Exit Balancing Patch

Robert Hogan robert at roberthogan.net
Thu Jul 26 18:09:23 UTC 2007


On Thursday 26 July 2007 11:57:44 Mike Perry wrote:
>[..]
>
> Currently, there is a LOT of unused bandwidth in the top 15% of the
> nodes in the network due to load balancing issues. I've prepared some
> charts for my Defcon talk to illustrate this imbalancing.
>
Hi Mike,

Apologies to everyone if I'm restating the obvious here, but I'm trying to 
piece together an understanding of the issue from this and other threads. 
Everyone else is familiar with the issues so assumptions are made that have 
to be decoded by the novice.

You don't say so in your post, but I take it the percentile ranges were taken 
in descending order of advertised bw?

So if I understand this correctly:

* Overall network bw is poorly utilized because high-capacity nodes aren't 
participating in the large slice of the network's circuits that their bw 
warrants.

* Tor needs to be careful (and clip at some sane bw of X mb/s) because 
otherwise too much traffic will concentrate on a small group of nodes, 
harming anonymity.

Given that a tor circuit is only as fast as its slowest node isn't it just as 
likely that for some reasonable percentage of the time, the user's circuit's 
will still be problematically slow (e.g. fast guard, slow relay, fast exit)?

If that's true then increasing the clipping point alone will not improve 
overall performance, so in order to work does your proposal have to be 
two-pronged? 

( 1 ) adopt two-hop paths as a user option, because those will always be 
mostly, but not always, be fast if ( 2 ) high-capacity nodes get their 'fair' 
share of the user's circuits once punitive clipping is removed.
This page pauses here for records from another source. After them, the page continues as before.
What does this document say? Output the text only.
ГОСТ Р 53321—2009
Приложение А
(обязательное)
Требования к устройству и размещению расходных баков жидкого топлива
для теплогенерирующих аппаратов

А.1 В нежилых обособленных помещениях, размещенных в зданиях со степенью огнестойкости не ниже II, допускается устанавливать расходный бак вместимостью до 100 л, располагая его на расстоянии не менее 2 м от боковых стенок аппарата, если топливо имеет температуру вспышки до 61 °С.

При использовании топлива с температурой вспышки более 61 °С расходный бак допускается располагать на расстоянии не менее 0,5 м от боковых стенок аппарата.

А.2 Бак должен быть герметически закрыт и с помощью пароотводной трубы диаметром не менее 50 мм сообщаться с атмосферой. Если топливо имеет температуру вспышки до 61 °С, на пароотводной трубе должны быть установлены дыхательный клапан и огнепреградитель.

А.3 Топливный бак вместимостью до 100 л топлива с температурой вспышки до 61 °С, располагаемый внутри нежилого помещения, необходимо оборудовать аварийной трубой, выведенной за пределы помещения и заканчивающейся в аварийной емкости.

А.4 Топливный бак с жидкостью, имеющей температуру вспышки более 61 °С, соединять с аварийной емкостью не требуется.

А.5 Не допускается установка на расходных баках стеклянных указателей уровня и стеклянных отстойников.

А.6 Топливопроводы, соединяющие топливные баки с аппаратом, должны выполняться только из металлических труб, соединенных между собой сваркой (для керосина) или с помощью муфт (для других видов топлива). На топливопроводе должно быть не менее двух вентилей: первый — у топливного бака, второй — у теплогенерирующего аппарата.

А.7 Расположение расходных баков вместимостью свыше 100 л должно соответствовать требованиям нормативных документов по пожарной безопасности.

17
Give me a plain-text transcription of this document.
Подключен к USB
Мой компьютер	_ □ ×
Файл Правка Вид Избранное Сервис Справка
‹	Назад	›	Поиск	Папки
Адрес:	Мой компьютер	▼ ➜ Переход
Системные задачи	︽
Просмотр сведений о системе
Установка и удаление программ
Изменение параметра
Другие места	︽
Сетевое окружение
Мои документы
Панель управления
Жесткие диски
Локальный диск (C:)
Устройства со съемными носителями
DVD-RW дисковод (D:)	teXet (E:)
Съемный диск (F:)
This is 
because guards have a guaranteed high-ish bw and we've reduced our odds of 
getting a slow node on the rest of the circuit because we're only choosing 
one more, rather than two more AND we've allowed fast nodes to throw their 
weight around a bit more in the random selection.

Is there more to it or am I missing something?

As a side note:
Wouldn't a useful metric be nodes' cpu usage or even capacity (e.g. make and 
ghz)?  Is there any research or intuition on the relationship between cpu 
make/ghz'age and bw-capacity that illustrate how much of that bw is just 
notional once the node is participating in x circuits with y kb/s? Would it 
be worth including this in descriptors?